As the battle for the food market intensifies, the key is to know exactly what consumers want – and be ready to give it to them.
Consumer demands have never been constant, but today’s market changes are threatening the sales growth of large food companies, including multinationals such as Kraft and Nestlé. Younger consumers in particular are moving toward smaller brands that are taking a stance on issues such as climate change, deforestation, single-use plastics, and fair trade. This is a significant market development that is impacting the entire food supply chain.
Sustainable Food Systems, a research study commissioned by Corteva and conducted by Longitude, a Financial Times Company, surveyed 600 European farm owners and managers and 2,500 European consumers to find out about these consumer expectations and how farmers are responding to them.
It found European farmers concerned by these changing consumer trends: more than a quarter (28%) say that changing consumer demands are among the greatest challenges they face today. In the UK, it is the top challenge for 39% of farmers.
More than half (56%) of the farmers believe that consumers are going to want more sustainably-produced food in future, and 42% have already changed their agricultural planning to meet that demand.
Sustainability champions take a financial hit
Some European farmers are quite far ahead in their implementation of sustainable agricultural practices such as water conservation and agroforestry. Out of the 600 farmers surveyed, 78% say they have implemented up to two sustainable practices, and 22% say they have implemented three or more sustainable practices. The study calls the latter group the “sustainability champions,” and takes a close look at how their answers to the survey compare with those of the rest of the farmers.
That comparison finds the “sustainability champions” more likely to say they are under financial pressure: 69% say they have to invest more in order to implement their sustainability practices – compared with just 24% of the rest of the farmers. And 43% of the sustainability champions say that meeting consumer demands for sustainably-produced food is subsidized by cutting profit margin in the supply chain – compared with only a quarter of the other farmers.
But consumers are ready to pitch in
Michael Goebbels, Director of Corporate Responsibility for international wholesaler Metro AG, says that food is currently sold below its worth, and before long the costs of mitigating negative impacts on the environment and society will have to be incorporated into the price of food.

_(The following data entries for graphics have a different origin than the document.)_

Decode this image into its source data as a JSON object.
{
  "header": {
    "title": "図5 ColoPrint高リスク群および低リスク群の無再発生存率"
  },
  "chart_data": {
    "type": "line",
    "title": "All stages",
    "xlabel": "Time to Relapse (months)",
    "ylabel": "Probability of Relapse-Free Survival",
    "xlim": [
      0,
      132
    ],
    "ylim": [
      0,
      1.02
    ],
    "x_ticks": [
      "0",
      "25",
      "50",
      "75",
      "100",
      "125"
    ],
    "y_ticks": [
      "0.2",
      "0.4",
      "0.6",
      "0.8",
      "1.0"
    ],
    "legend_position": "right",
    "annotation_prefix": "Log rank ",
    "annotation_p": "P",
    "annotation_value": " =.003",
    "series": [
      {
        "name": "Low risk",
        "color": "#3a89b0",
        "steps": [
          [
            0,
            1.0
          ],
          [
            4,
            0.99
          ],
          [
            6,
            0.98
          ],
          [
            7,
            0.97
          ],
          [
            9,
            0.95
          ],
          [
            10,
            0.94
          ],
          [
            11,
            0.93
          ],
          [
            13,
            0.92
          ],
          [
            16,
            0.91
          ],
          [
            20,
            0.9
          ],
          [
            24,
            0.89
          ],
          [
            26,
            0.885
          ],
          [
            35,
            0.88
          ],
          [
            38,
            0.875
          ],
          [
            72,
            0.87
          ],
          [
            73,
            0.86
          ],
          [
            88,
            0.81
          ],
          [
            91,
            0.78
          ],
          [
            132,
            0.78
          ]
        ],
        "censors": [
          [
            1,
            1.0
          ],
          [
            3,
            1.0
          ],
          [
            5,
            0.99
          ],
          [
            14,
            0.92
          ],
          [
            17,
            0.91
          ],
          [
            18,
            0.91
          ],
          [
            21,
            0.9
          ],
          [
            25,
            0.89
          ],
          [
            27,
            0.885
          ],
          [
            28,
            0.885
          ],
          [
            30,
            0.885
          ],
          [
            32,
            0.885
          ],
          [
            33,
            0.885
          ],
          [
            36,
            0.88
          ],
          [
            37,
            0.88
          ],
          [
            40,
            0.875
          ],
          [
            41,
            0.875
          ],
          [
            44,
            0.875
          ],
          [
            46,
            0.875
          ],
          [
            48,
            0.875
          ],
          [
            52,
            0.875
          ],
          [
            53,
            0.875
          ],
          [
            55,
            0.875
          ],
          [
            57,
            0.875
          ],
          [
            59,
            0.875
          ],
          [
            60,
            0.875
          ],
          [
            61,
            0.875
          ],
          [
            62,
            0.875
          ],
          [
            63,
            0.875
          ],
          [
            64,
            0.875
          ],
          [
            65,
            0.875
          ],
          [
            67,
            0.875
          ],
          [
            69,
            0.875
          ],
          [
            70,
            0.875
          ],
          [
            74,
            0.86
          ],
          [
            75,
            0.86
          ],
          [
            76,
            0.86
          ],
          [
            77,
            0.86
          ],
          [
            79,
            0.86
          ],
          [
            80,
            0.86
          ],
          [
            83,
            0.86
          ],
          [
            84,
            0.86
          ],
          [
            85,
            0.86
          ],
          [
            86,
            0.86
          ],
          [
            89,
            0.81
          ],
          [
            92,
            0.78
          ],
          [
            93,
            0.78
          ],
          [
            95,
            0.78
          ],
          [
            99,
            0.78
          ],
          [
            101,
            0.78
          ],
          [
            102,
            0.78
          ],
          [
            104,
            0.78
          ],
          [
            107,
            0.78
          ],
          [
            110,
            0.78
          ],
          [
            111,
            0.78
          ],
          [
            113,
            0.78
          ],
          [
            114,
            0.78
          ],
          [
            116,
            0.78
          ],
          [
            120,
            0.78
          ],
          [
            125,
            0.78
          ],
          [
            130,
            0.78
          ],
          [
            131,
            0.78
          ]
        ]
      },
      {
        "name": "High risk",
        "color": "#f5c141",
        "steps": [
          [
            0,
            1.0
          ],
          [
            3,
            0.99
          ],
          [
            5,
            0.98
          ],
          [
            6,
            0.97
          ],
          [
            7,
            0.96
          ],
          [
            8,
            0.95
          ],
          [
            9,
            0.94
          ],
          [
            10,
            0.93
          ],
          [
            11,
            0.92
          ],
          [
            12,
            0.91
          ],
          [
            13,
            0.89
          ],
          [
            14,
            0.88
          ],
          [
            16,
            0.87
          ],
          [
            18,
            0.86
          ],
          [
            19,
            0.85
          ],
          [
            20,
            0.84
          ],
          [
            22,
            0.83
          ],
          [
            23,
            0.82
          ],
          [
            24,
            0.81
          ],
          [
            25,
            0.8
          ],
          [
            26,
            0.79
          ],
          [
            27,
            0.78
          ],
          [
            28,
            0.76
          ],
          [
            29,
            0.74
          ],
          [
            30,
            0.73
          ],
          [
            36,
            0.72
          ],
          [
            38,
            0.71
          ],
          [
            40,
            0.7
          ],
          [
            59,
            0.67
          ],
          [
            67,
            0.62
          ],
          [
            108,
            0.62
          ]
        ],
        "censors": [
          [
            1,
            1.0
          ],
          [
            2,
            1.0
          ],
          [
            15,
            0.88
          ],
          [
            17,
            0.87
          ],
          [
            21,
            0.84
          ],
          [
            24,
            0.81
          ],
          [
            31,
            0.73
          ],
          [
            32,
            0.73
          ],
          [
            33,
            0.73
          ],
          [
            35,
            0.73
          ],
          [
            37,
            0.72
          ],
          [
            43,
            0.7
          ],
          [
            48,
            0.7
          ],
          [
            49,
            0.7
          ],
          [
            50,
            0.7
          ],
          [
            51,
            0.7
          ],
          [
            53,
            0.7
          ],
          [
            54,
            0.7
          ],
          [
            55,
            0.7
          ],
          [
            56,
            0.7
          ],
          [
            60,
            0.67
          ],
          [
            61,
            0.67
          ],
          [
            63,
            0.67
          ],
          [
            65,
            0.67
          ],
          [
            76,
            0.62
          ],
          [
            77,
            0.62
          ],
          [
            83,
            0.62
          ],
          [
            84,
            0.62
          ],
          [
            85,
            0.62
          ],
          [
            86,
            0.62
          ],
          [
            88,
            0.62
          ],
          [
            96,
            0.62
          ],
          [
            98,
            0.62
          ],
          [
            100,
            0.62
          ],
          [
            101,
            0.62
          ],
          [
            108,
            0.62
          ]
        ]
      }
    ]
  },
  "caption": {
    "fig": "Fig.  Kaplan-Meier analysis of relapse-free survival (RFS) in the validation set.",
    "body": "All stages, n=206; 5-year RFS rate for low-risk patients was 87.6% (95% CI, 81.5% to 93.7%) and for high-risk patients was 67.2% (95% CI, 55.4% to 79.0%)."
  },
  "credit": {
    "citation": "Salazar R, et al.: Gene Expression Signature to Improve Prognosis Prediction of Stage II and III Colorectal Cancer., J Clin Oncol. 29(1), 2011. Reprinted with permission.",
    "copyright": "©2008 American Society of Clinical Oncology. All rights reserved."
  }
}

The question is, which part of the food chain will shoulder that price hike? Will farmers, like the “sustainability champions” do now, have to bear the cost of sustainability? Maybe not. Sustainable Food Systems finds that 52% of European consumers are ready to expand their food budgets by up to 20% in order to buy sustainable produce.
Consumers are ready, so while the “sustainability champions” are taking a financial hit now, their investment in sustainable practices will start to pay off. In today’s market, food producers that can anticipate and respond to these consumer trends will seize the competitive advantage.